Beyond the EEZ and the Continental shelf lie the international waters covering around two-thirds of the oceans. With its World Heritage designation, it lies beyond the exercise of any king of national sovereignty. The principle of freedom prevails, of navigation; overheat flight, fishing, scientific research, etc. However, this freedom is limited by international decrees (protection of specific species, e.g. whales). The judicial regime, which applies, is that of the state whose ship’s flag is flown. Coastal states have the right of pursuit, only when the latter was initiated in a zone within that state’s sovereign jurisdiction.
“International Straits’ Arm of the sea connecting two larger bodies of water The Montego Bay Convention confirmed the pre-existing jurisdiction applicable to major straits. In the case of all vessels, it recognises the right of transit without hindrance or interruption.
‘Archipelagic waters’ Concept created for archipelagic states (i.e. those composed entirely of one or more archipelagos). Precise criteria have been established in order to delineate their baselines, so as to avoid any violations.  
‘International seabed’ or “Area” This refers to the deep seabed (abyssal floor) which lies beyond the Continental shelf. Since Montego Bay, the “Area” has escaped all attempts of appropriation. It is a “common good” and must be utilised “for exclusively peaceful purposes in the interests of the whole of humanity.” Only the International Seabed Authority, representing states that are signatories to CLOS, can authorise any exploitation.

* The “baseline” constitutes the limit between ‘internal waters' and the oceanic domain beyond: it serves as the point of reference for the delimitation of the different zones of the oceanic domain. Two methods are employed to determine the “baseline.” Firstly, by reference to the tidal low water mark, at least as far as it is indicated on large scale marine charts, and officially recognised by the coastal state. Secondly, by reference to a series of straight lines connecting the indented coastline or islands bordering any coast. The determination of these ‘baselines' is cardinal in that it acts as the start or base point for all measurements relating to the mapping of different maritime zones.

1 Today, they are no longer in use.

2 With the exception of the unilateral passage at 12 miles from the territorial waters of several states.

3 With the number of countries becoming ever greater, boosted by the successive independence of many small islands at the end of the century.

4 In his book ‘Mare Liberum' (Free Seas), the Dutchman Hugo Grotius considered the sea as international space that all states were at liberty to use for maritime commerce. It thereby underpinned an ideologically driven justification for the Dutch to break different commercial monopolies, thanks to its superior naval power. Britain, Holland's great rival in commerce would oppose this idea.

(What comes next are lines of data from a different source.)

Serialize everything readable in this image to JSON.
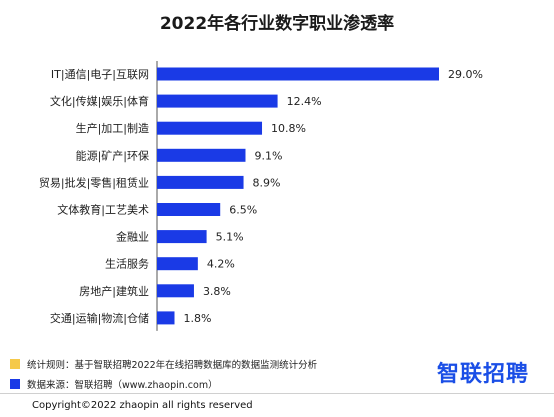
{
  "chart_data": {
    "type": "bar",
    "orientation": "horizontal",
    "title": "2022年各行业数字职业渗透率",
    "categories": [
      "IT|通信|电子|互联网",
      "文化|传媒|娱乐|体育",
      "生产|加工|制造",
      "能源|矿产|环保",
      "贸易|批发|零售|租赁业",
      "文体教育|工艺美术",
      "金融业",
      "生活服务",
      "房地产|建筑业",
      "交通|运输|物流|仓储"
    ],
    "values": [
      29.0,
      12.4,
      10.8,
      9.1,
      8.9,
      6.5,
      5.1,
      4.2,
      3.8,
      1.8
    ],
    "labels": [
      "29.0%",
      "12.4%",
      "10.8%",
      "9.1%",
      "8.9%",
      "6.5%",
      "5.1%",
      "4.2%",
      "3.8%",
      "1.8%"
    ],
    "xlim": [
      0,
      30
    ],
    "value_unit": "%",
    "bar_color": "#1a3ae6",
    "axis_line": "vertical line at left of bars",
    "grid": false,
    "legend": "none"
  },
  "notes": [
    {
      "text": "统计规则：基于智联招聘2022年在线招聘数据库的数据监测统计分析",
      "color": "#f5c94a"
    },
    {
      "text": "数据来源：智联招聘（www.zhaopin.com）",
      "color": "#1a3ae6"
    }
  ],
  "logo": {
    "text": "智联招聘",
    "color": "#1a4ee6"
  },
  "copyright": "Copyright©2022 zhaopin all rights reserved"
}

5 The third such accord, after the Franco-British accord of 1839 (Granville Bay) and the Franco-Canadian accord of 1972 (Saint Pierre and Miquelon): Philippe Fleury, “discontinuité et systèmes spatiaux, la combinaison ile/frontière,” Thèse, University of Caen, 2006.

6 André-Louis Sanguin, 1998.

7 With the exception of the tiny residual polygons in the ‘High Seas' located in the central area of the Gulf of Mexico.

8 Geographically, it is the submerged coastal border zone sloping gently under the sea as far as a sudden change in gradient marking the steeper descent of the ‘continental slope.' Geologically and tectonically, it is the immersed portion of the continent. For some states, it represents an immense area, whilst others have little or nothing to show. The legal definition adopted at Montego Bay was above all political!